The Roman historian Jordanes, quoting the work of the historian Priscus, gave the story of its origin:

When a certain shepherd beheld one heifer of his flock limping and could find no cause for this wound, he anxiously followed the trail of blood and at length came to a sword it had unwittingly trampled while nibbling the grass. He dug it up and took it straight to Attila. He rejoiced at this gift and, being ambitious, thought he had been appointed ruler of the whole world, and that through the sword of Mars supremacy in all wars was assured to him.

The use of "Mars" here is due to the interpretatio romana of Priscus. Hungarian legends refer to it simply as "az Isten kardja", the sword of God. Priscus's description is also notable for describing how Attila used it as both a military weapon and a symbol of divine favor, which may have contributed to his reputation as "the Scourge of God," a divinely-appointed punisher. As historian Edward Gibbon elaborated, "the vigour with which Attila wielded the sword of Mars convinced the world that it had been reserved alone for his invincible arm." In this way it became somewhat of a scepter as well, representing Attila's right to rulership. The Scythians worshipped a god equated with Ares by Herodotus, which has led some authorities to speculate that it was adopted by the Huns.

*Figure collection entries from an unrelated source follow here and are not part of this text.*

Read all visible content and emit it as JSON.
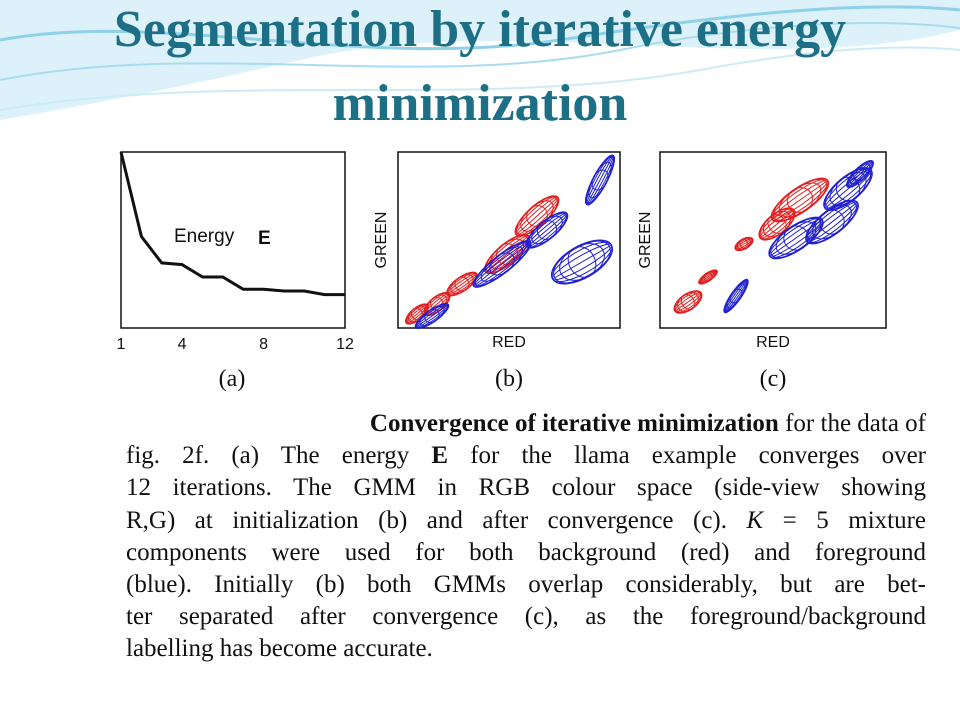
{
  "slide": {
    "title_line_1": "Segmentation by iterative energy",
    "title_line_2": "minimization",
    "title_color": "#1d6f86"
  },
  "figure": {
    "panels": [
      {
        "id": "a",
        "sublabel": "(a)",
        "chart_data": {
          "type": "line",
          "annotation": "Energy",
          "annotation_symbol": "E",
          "x_ticks": [
            "1",
            "4",
            "8",
            "12"
          ],
          "xlim": [
            1,
            12
          ],
          "x": [
            1,
            2,
            3,
            4,
            5,
            6,
            7,
            8,
            9,
            10,
            11,
            12
          ],
          "y": [
            1.0,
            0.52,
            0.37,
            0.36,
            0.29,
            0.29,
            0.22,
            0.22,
            0.21,
            0.21,
            0.19,
            0.19
          ],
          "ylim": [
            0,
            1
          ],
          "line_color": "#111111"
        }
      },
      {
        "id": "b",
        "sublabel": "(b)",
        "xlabel": "RED",
        "ylabel": "GREEN",
        "series": [
          {
            "color": "#e02020"
          },
          {
            "color": "#2020d0"
          }
        ]
      },
      {
        "id": "c",
        "sublabel": "(c)",
        "xlabel": "RED",
        "ylabel": "GREEN",
        "series": [
          {
            "color": "#e02020"
          },
          {
            "color": "#2020d0"
          }
        ]
      }
    ]
  },
  "caption": {
    "lines": [
      [
        "",
        {
          "b": "Convergence of iterative minimization"
        },
        " for the data of"
      ],
      [
        "fig.  2f.  (a) The energy ",
        {
          "b": "E"
        },
        " for the llama example converges over"
      ],
      [
        "12 iterations.  The GMM in RGB colour space (side-view showing"
      ],
      [
        "R,G) at initialization (b) and after convergence (c).  ",
        {
          "i": "K"
        },
        " = 5 mixture"
      ],
      [
        "components were used for both background (red) and foreground"
      ],
      [
        "(blue).  Initially (b) both GMMs overlap considerably, but are bet-"
      ],
      [
        "ter separated after convergence (c), as the foreground/background"
      ],
      [
        "labelling has become accurate."
      ]
    ]
  }
}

In the 11th century, some 500 years after the death of Attila, a sword allegedly belonging to him surfaced according to Lambert of Hersfeld, who attributed its provenance to the recently established Árpád kings of Hungary, who in turn appropriated the cult of Attila and linked their claimed descent from him with the right to rule. The Annales of Lambert records that the sword was given by Anastasia, mother of King Solomon of Hungary, to Otto, Duke of Bavaria, in gratitude for helping Solomon ascend to the throne in 1063. Otho had given it to Dedus, younger son of the Margrave Dedus. The king, Henry IV, received it after his death in 1069, giving it to the royal counselor Leopold of Meersburg, whose death in 1071—it was asserted by partisans of his rival, Otho—had been a divine judgment. The occasion of Leopold's unfortunate death was impalement upon his own sword after falling from his horse.

It was recorded that this was the very sword with which Attila, once the most infamous king of the Huns, raged in hostile fury for the murder of Christians and the devastation of Gaul. For the Queen of the Hungarians, the mother of King Solomon, had given it as a gift to Otto, Duke of Bavaria, after her son, through his counsel and exertions, had been restored by the king [Henry IV] to his paternal throne…
— The Annals of Lampert of Hersfeld

There is no evidence to substantiate these medieval claims of its origin with Attila. The sword, now in the Kunsthistorisches Museum of Vienna as part of the Habsburg Schatzkammer, in fact, appears to be from the early 10th century and possibly Hungarian.

The real historical events of the discovery of this sword will probably remain unknown. More information about the possible origin of the sword comes from the Miholjanec locality finding. Before this legend had been regarded, this sword was believed to be Joyeuse, the sword of Charlemagne.